The identification of the missingness mechanism present in the data should be the first process to follow in order to identify a possible imputation method. The identification of a suitable imputation method is easier if the mechanism can be identified as one of the following; missing completely at random (MCAR), missing at random (MAR) or not missing at random (NMAR).
Predictive models constructed on the complete imputed data sets are shown to be less accurate for those models constructed on data sets which employed a hot-deck imputation method. The data sets which employed either a single or multiple Monte Carlo Markov Chain (MCMC) or the Fully Conditional Specification (FCS) imputation methods are shown to result in predictive models that are more accurate.
The addition of an iterative bagging technique in the modelling procedure is shown to produce highly accurate prediction estimates. The bagging technique is applied to variants of the neural network, a decision tree and a multiple linear regression (MLR) modelling procedure. A stochastic gradient boosted decision tree (SGBT) is also constructed as a comparison to the bagged decision tree.
Final models are constructed from 200 iterations of the various modelling procedures using a 60% sampling ratio in the bagging procedure. It is further shown that the addition of the bagging technique in the MLR modelling procedure can produce a MLR model that is more accurate than that of the other more advanced modelling procedures under certain conditions.
The evaluation of the predictive models constructed on imputed data is shown to vary based on the type of fit statistic used. It is shown that the average squared error reports little difference in the accuracy levels when compared to the results of the Mean Absolute Prediction Error (MAPE). The MAPE fit statistic is able to magnify the difference in the prediction errors reported. The Normalized Mean Bias Error (NMBE) results show that all predictive models constructed produced estimates that were an over-prediction, although these did vary depending on the data set and modelling procedure used.

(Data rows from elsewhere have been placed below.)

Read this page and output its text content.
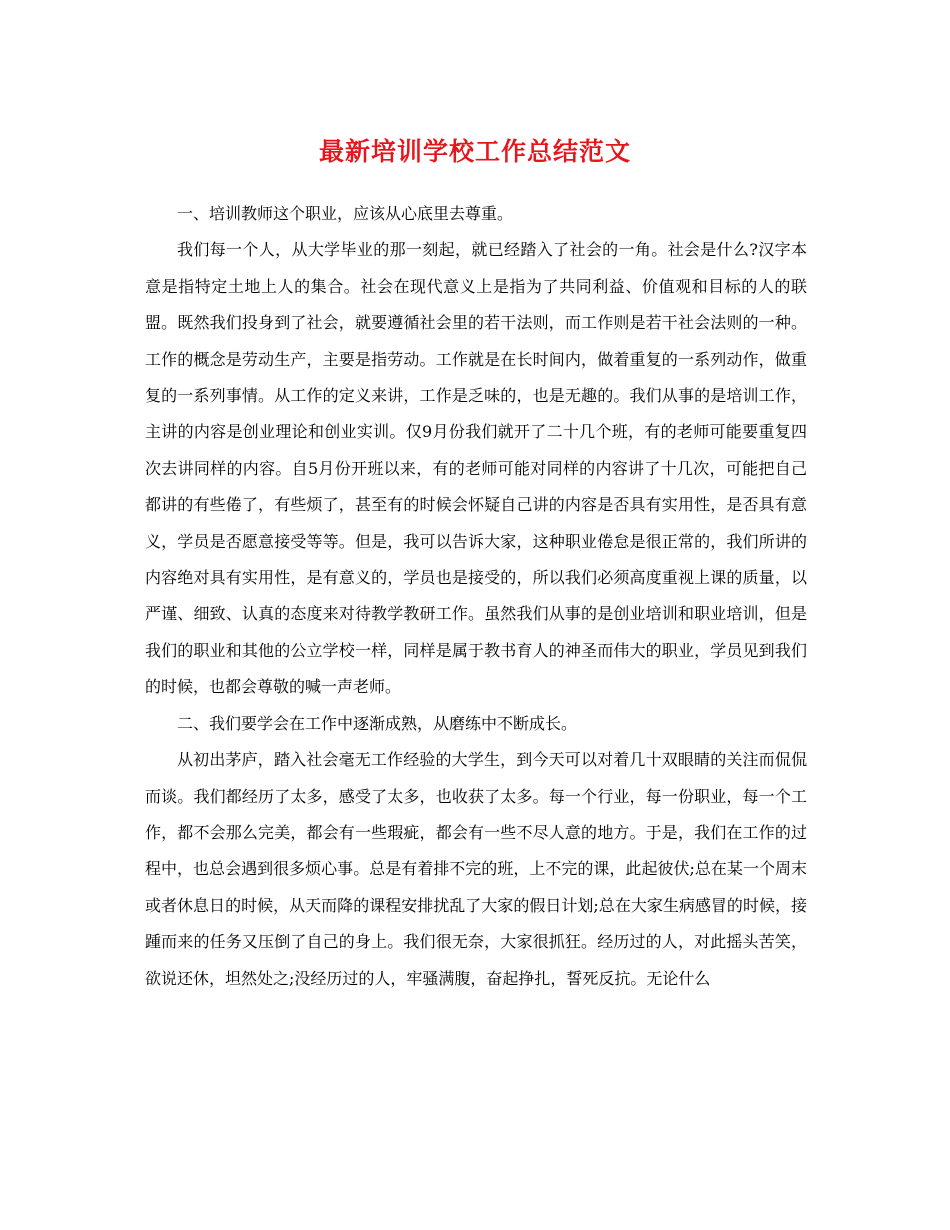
最新培训学校工作总结范文

一、培训教师这个职业，应该从心底里去尊重。

我们每一个人，从大学毕业的那一刻起，就已经踏入了社会的一角。社会是什么?汉字本意是指特定土地上人的集合。社会在现代意义上是指为了共同利益、价值观和目标的人的联盟。既然我们投身到了社会，就要遵循社会里的若干法则，而工作则是若干社会法则的一种。工作的概念是劳动生产，主要是指劳动。工作就是在长时间内，做着重复的一系列动作，做重复的一系列事情。从工作的定义来讲，工作是乏味的，也是无趣的。我们从事的是培训工作，主讲的内容是创业理论和创业实训。仅9月份我们就开了二十几个班，有的老师可能要重复四次去讲同样的内容。自5月份开班以来，有的老师可能对同样的内容讲了十几次，可能把自己都讲的有些倦了，有些烦了，甚至有的时候会怀疑自己讲的内容是否具有实用性，是否具有意义，学员是否愿意接受等等。但是，我可以告诉大家，这种职业倦怠是很正常的，我们所讲的内容绝对具有实用性，是有意义的，学员也是接受的，所以我们必须高度重视上课的质量，以严谨、细致、认真的态度来对待教学教研工作。虽然我们从事的是创业培训和职业培训，但是我们的职业和其他的公立学校一样，同样是属于教书育人的神圣而伟大的职业，学员见到我们的时候，也都会尊敬的喊一声老师。

二、我们要学会在工作中逐渐成熟，从磨练中不断成长。

从初出茅庐，踏入社会毫无工作经验的大学生，到今天可以对着几十双眼睛的关注而侃侃而谈。我们都经历了太多，感受了太多，也收获了太多。每一个行业，每一份职业，每一个工作，都不会那么完美，都会有一些瑕疵，都会有一些不尽人意的地方。于是，我们在工作的过程中，也总会遇到很多烦心事。总是有着排不完的班，上不完的课，此起彼伏;总在某一个周末或者休息日的时候，从天而降的课程安排扰乱了大家的假日计划;总在大家生病感冒的时候，接踵而来的任务又压倒了自己的身上。我们很无奈，大家很抓狂。经历过的人，对此摇头苦笑，欲说还休，坦然处之;没经历过的人，牢骚满腹，奋起挣扎，誓死反抗。无论什么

The Nash Sutcliffe efficiency (NSE) was used as a comparison statistic to compare the accuracy of the predictive models in the context of imputed data. The NSE statistic showed that the estimates of the models constructed on the imputed data sets employing a multiple imputation method were highly accurate. The NSE statistic results reported that the estimates from the predictive models constructed on the hot-deck imputed data were inaccurate and that a mean substitution of the fully observed data would have been a better method of imputation.
The conclusion reached in this study shows that the choice of imputation method as well as that of the predictive model is dependent on the data used. Four unique combinations of imputation methods and modelling procedures were concluded for the data considered in this study.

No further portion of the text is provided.